EVE
- Company type: Subsidiary
- Industry: Electronic Design Automation
- Founded: 2000
- Headquarters: France and United States
- Key people: Luc Burgun (CEO, President, CTO) Lauro Rizzatti (EVE-USA General Manager)
- Parent: Synopsys
- Website: www.eve-usa.com

= EVE/ZeBu =

Provider of hardware-assisted verification tools

EVE/ZeBu is a provider of hardware-assisted verification tools for functional verification of application-specific integrated circuits (ASICs) and system on chip (SOC) designs and for validation of embedded software (software driver, operating system and application software) ahead of implementation in silicon.

EVE's hardware acceleration and hardware emulation products work in conjunction with Verilog, SystemVerilog, and VHDL-based simulators from Synopsys, Cadence Design Systems and Mentor Graphics. EVE's flagship product is ZeBu.

==History==
In 2000, EVE was founded in France.

In 2002, EVE launched its flagship ZeBu's first emulation product and SystemC support.

In May 2006, EVE introduced a communication link to SystemVerilog simulation, SystemVerilog assertion support, and a register transfer level compiler for mapping an ASIC or System-on-a-chip (SOC) design into ZeBu's arrays of FPGAs.

In January 2007, EVE acquired Tharas, a microprocessor-based hardware acceleration systems supplier.

In July 2009, EVE announced their ZeBu-Server emulator could handle one billion logic gates.

In October 2012, EVE was acquired by Synopsys.

==Management team==
- Luc Burgun - CEO President and CTO, Co-founder
- Ludovic Larzul - Engineering VP, Co-founder
- Lauro Rizzatti - EVE-USA General Manager and WW Marketing VP
- William Addi - Chief Financial Officer
- Ron Burns - Sales VP
- Christophe Ballan - Operations VP

==Products==
EVE has a ZeBu family of hardware acceleration and FPGA-based hardware emulation products, which EVE claims has design capacity scalable from 10M to 1B ASIC gates and a top speed of 30 MHz.

==Features==
The ZeBu emulator supports operational modes for hardware description language (HDL) acceleration, ANSI C++/SystemC/SystemVerilog transaction-based co-emulation, where the testbench described at high-level of abstraction drives the design mapped in ZeBu via communication protocol interfaces called transactors, and an in-circuit emulator mode.

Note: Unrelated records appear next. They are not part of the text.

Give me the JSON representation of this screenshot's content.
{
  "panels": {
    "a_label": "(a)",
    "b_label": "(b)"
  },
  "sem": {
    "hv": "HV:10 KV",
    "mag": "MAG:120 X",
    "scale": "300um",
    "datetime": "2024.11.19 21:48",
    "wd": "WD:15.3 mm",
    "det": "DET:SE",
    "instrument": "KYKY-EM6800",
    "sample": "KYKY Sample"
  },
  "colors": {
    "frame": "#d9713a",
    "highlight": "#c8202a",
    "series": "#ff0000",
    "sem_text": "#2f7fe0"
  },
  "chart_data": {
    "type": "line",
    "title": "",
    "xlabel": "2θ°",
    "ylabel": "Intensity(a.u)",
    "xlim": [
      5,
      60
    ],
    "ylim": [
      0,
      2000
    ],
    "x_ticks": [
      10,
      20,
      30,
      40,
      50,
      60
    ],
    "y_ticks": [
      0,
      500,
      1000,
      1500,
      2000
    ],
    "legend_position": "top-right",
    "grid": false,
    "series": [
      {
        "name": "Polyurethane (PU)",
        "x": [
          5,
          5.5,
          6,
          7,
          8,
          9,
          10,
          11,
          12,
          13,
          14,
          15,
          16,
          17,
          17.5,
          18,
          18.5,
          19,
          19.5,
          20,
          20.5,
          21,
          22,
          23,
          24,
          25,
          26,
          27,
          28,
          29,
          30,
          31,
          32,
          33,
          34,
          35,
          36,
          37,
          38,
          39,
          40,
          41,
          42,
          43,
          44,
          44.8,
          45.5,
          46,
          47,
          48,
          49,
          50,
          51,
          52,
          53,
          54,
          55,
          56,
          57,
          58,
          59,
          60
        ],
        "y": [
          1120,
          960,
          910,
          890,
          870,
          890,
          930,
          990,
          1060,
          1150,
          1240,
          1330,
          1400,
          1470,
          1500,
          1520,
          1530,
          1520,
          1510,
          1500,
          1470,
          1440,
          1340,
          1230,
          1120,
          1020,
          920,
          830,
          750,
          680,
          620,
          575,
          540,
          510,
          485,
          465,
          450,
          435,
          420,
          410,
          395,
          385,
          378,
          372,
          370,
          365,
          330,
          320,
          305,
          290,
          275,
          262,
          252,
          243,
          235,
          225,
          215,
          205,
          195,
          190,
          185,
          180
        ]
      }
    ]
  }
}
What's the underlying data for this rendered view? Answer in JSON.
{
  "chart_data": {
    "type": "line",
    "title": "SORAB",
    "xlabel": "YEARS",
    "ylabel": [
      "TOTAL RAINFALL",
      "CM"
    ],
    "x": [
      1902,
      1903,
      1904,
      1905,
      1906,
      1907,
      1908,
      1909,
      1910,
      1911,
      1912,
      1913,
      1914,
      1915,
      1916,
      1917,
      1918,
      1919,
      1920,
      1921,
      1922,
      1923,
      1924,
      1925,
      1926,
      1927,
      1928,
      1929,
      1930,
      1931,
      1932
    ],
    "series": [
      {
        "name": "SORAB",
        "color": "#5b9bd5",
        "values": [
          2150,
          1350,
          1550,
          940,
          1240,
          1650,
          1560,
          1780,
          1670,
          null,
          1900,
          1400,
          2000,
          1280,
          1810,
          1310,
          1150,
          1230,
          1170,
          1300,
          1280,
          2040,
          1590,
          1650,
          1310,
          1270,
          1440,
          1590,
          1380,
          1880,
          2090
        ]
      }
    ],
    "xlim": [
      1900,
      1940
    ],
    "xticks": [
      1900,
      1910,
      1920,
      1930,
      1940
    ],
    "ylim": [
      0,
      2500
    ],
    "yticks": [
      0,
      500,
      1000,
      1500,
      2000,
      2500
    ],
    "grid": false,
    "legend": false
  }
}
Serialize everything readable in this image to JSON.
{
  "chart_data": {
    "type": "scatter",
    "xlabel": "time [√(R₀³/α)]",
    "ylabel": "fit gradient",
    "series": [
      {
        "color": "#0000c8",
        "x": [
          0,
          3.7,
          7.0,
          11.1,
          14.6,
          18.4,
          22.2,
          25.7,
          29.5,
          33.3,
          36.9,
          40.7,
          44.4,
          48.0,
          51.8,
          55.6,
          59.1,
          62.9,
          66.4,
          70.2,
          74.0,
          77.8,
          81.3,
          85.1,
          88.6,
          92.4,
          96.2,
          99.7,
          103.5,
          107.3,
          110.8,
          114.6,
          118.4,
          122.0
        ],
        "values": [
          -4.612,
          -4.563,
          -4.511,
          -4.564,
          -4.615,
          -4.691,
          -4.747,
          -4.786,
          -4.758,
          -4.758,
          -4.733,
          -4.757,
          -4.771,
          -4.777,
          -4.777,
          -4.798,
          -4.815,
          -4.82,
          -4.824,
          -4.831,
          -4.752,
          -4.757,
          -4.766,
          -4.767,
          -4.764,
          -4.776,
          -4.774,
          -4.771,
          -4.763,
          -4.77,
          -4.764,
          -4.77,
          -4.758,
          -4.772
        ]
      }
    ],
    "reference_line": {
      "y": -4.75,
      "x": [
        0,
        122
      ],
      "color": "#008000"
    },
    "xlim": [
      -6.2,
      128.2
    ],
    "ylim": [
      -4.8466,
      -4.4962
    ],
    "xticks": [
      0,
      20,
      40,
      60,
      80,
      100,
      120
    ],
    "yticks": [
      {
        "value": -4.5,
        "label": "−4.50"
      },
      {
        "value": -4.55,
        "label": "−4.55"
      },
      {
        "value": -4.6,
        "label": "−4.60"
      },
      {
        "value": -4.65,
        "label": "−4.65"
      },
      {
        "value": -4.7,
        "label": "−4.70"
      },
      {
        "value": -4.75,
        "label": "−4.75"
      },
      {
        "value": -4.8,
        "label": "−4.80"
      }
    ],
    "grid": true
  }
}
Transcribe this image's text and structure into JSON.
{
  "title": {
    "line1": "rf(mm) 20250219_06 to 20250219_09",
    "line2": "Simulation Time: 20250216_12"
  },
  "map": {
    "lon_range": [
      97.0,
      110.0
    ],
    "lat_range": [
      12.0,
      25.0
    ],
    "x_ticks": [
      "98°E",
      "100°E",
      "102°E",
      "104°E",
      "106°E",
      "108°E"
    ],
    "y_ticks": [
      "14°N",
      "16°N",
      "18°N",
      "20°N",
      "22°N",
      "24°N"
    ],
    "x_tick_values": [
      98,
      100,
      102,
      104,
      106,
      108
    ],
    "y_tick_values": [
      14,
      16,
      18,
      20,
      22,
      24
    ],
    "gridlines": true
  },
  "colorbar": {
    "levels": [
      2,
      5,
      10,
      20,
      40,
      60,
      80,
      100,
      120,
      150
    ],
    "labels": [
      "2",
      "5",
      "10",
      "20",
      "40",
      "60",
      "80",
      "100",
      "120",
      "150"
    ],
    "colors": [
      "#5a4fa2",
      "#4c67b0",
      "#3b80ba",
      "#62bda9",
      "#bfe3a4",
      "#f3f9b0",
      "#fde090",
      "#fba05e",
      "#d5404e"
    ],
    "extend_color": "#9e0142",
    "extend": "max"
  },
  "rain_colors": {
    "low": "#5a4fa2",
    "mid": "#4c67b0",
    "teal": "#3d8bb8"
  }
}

The ZeBu compiler does automation chip division, where one SoC is divided into multiple FPGAs based on user specified parameters for input file paths, such as EDIF Netlist, number of FPGAs the ZeBu board has, and the number of CPUs used for compilation.

ZeBu has static, dynamic and flexible probes for retrieving and depositing data. Static and flexible probes are created during compilation, with speeds exceeding 10 MHz. Dynamic probes do not require compilation, and slow down the execution speed of the emulator to few kilohertz.

ZeBu can be used by up to 25 multiple concurrent users.